Scott follows in the footsteps of a legend. After overseeing one final signing day class among his players, Robicheaux retired in February after leading Destrehan to a state runner-up finish in 2019. Robicheaux was the architect of two undefeated state championship runs, in 2007 and 2008, several unbeaten regular seasons and an overall won-loss record of 186-41.
Scott called it an honor to be chosen to lead a program that has enjoyed a rich coaching tradition.
“I’m extremely humbled and excited,” Scott said. “Just thinking about so many great coaches who have preceded me here. I was fortunate enough to work for two of those guys in Coach Robicheaux and Coach (Tim) Rebowe (at Nicholls State). It’s truly a privilege.”
An Algiers native, Scott’s tenure at Ehret was his second head coaching position on the West Bank of New Orleans, his first coming at West Jefferson from 2008 to 2013 where the Buccaneers won two district championships and qualified for the state playoffs six times.
The move to Destrehan brings him back to his current home. He resides in St. Charles Parish with his wife Jarelle and three children Jackson, 13, Chandler, 9 and Ava, 6.
While he’s coached several members of the Wildcats who were freshmen during his assistant coaching tenure at DHS, he said he’s taking it as effectively starting over with everyone – people change, and he won’t take those relationships for granted.
“We don’t have that true connection just yet. I’ll be walking through that process of introducing myself to them all over again. My job is to establish those relationships,” he said.
As a coach with a strong defensive background, he believes the success his teams have enjoyed on that side of the ball come down to old school, tried and true fundamentals.

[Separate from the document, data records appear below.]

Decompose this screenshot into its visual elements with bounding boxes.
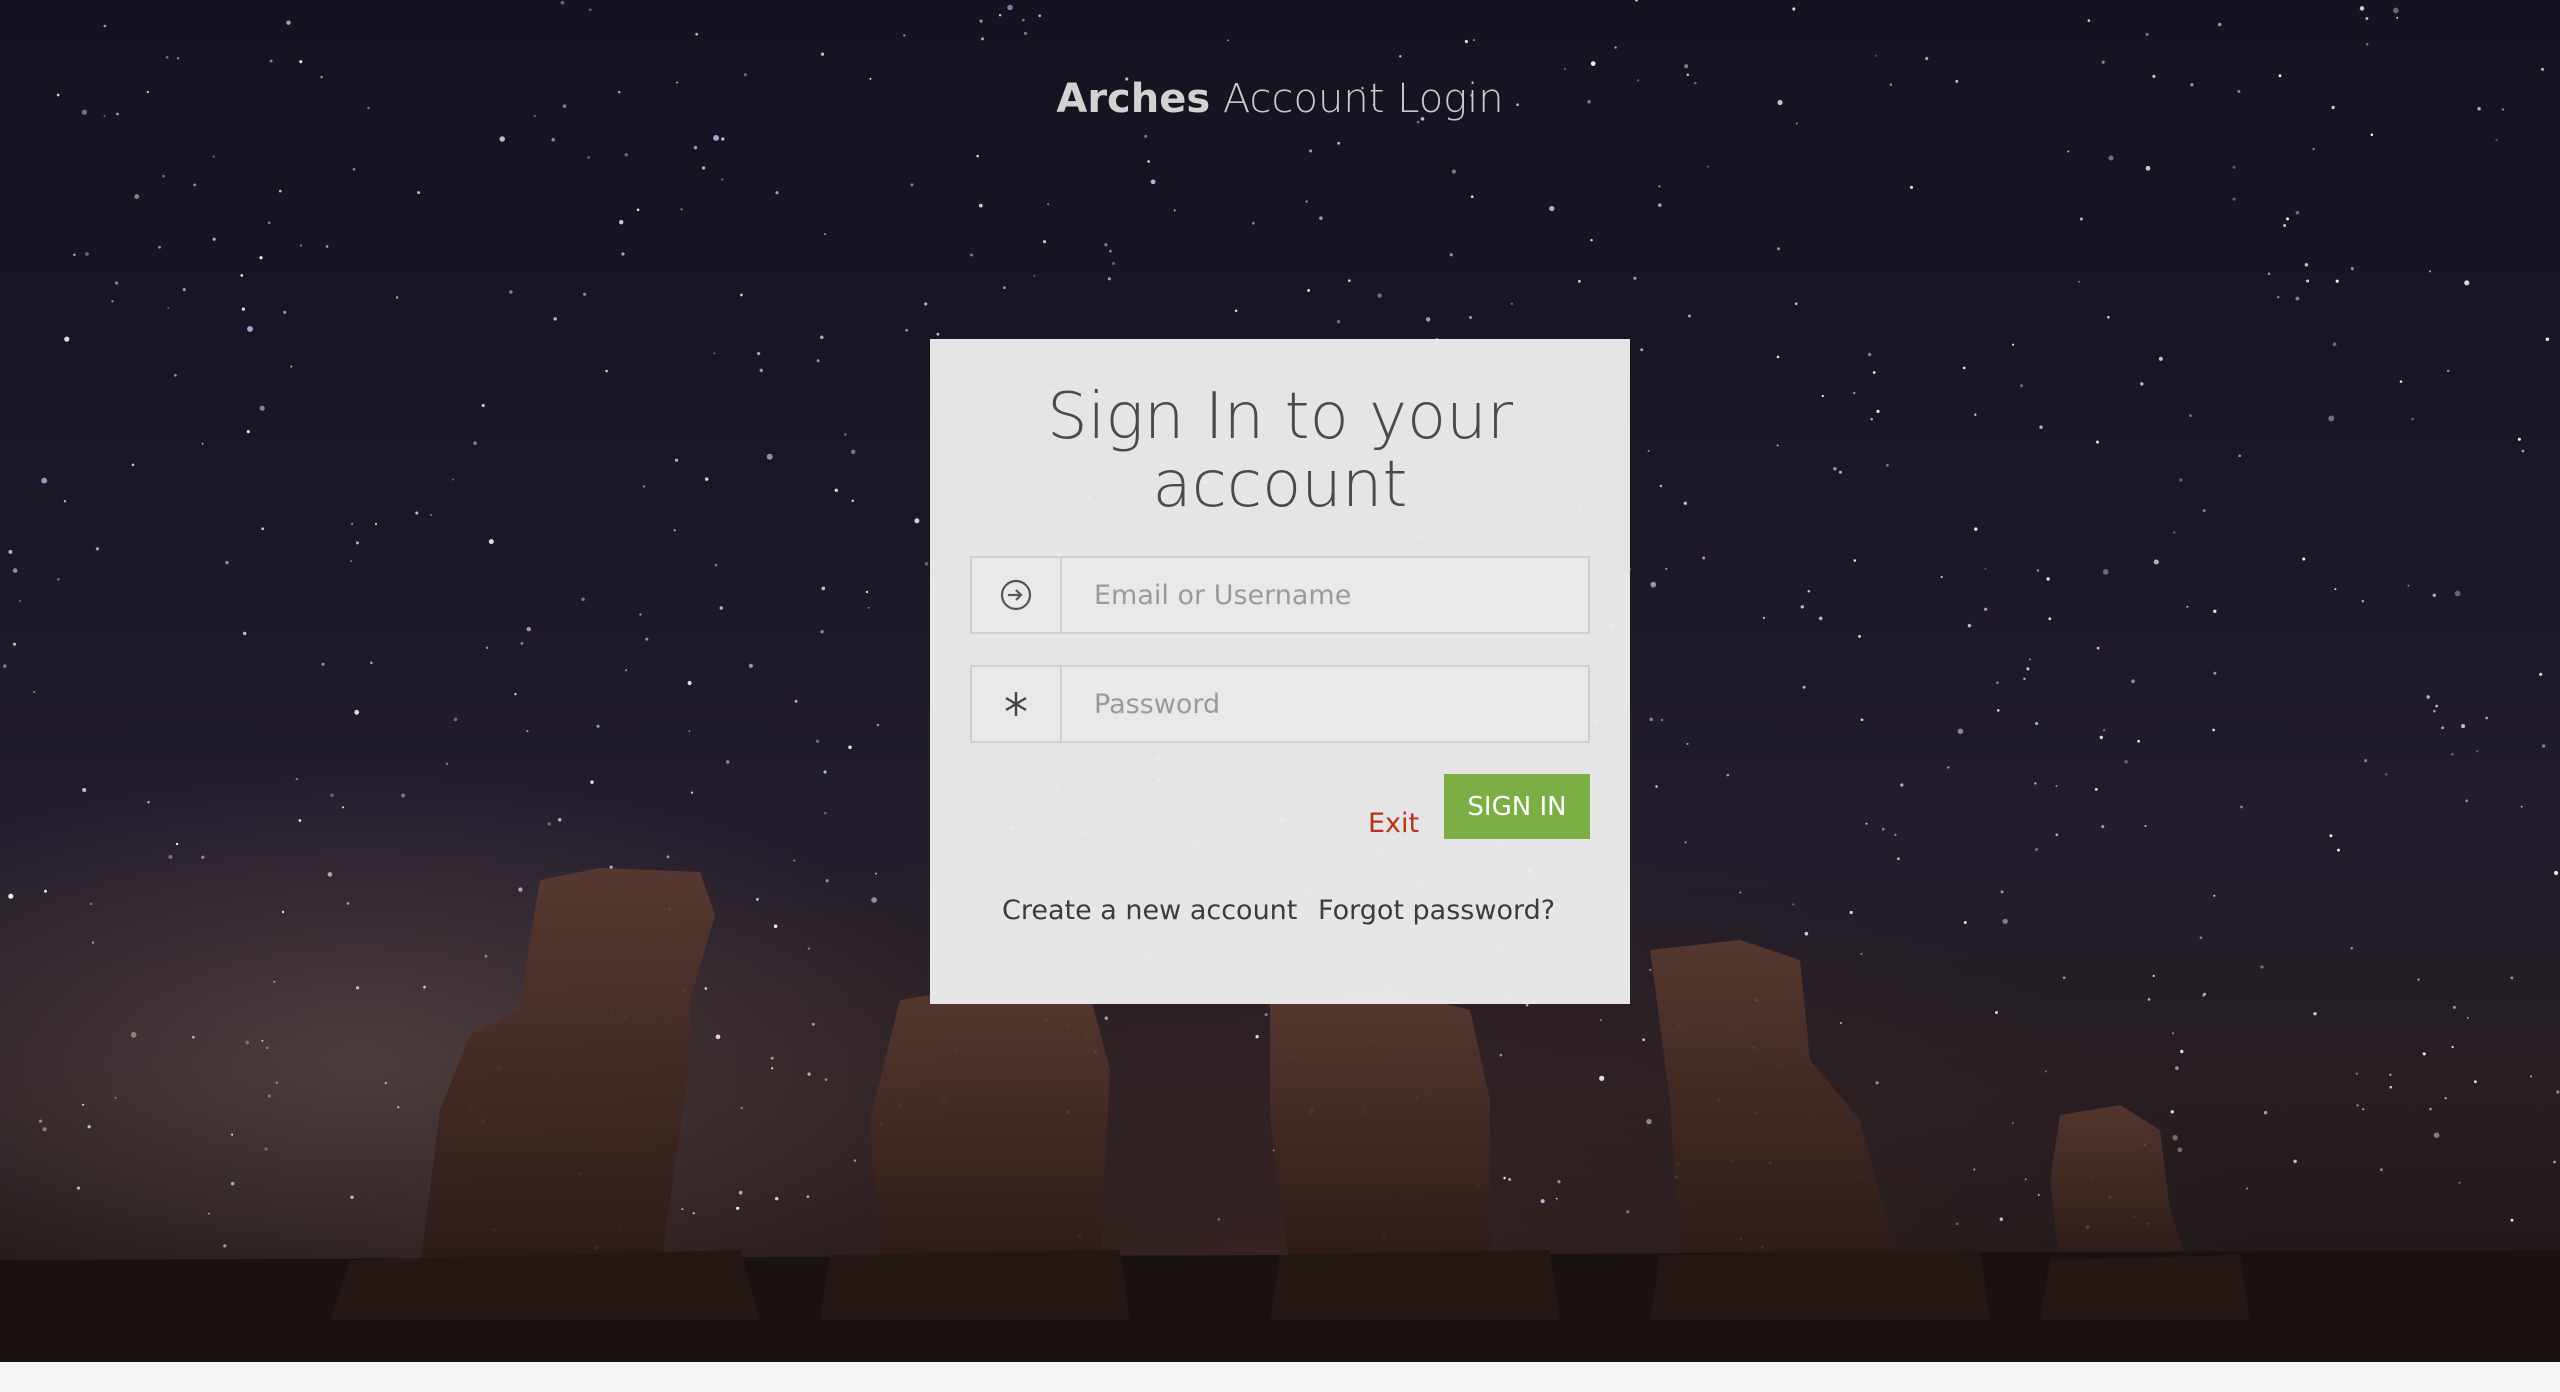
page-header-title: Arches Account Login [0, 76, 2560, 122]
password-input[interactable] [1062, 667, 1588, 741]
header-subtitle: Account Login [1222, 76, 1504, 122]
forgot-password-link[interactable]: Forgot password? [1318, 895, 1555, 926]
exit-link[interactable]: Exit [1368, 792, 1419, 856]
page-footer-strip [0, 1362, 2560, 1392]
asterisk-icon [972, 667, 1062, 741]
password-input-group [970, 665, 1590, 743]
brand-name: Arches [1056, 76, 1211, 122]
create-account-link[interactable]: Create a new account [1002, 895, 1297, 926]
sign-in-icon [972, 558, 1062, 632]
login-card: Sign In to your account Exit SIGN IN Cre… [930, 339, 1630, 1004]
login-heading: Sign In to your account [1047, 380, 1513, 522]
username-input[interactable] [1062, 558, 1588, 632]
sign-in-button[interactable]: SIGN IN [1444, 774, 1590, 839]
username-input-group [970, 556, 1590, 634]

“The effort has to be all the way up. We have to be great tacklers, and we have to take the ball away and provide extra opportunities for our offense. It’s all about technique, execution and tackling … it’s the same at every level,” Scott said.
But he spoke of off the field success at an even greater standard.
“To produce upstanding members of community, first and foremost, is the goal,” Scott said.
“Our primary goal of coaches is to help guide young men through these formative years. In terms of what I bring, I think I’m young enough to understand kids … I listen to their some of their music, stuff like that, and I can identify with kids … but I also have old school morals and values. I believe in the same core values that have been established throughout the years at Destrehan. Those won’t change.”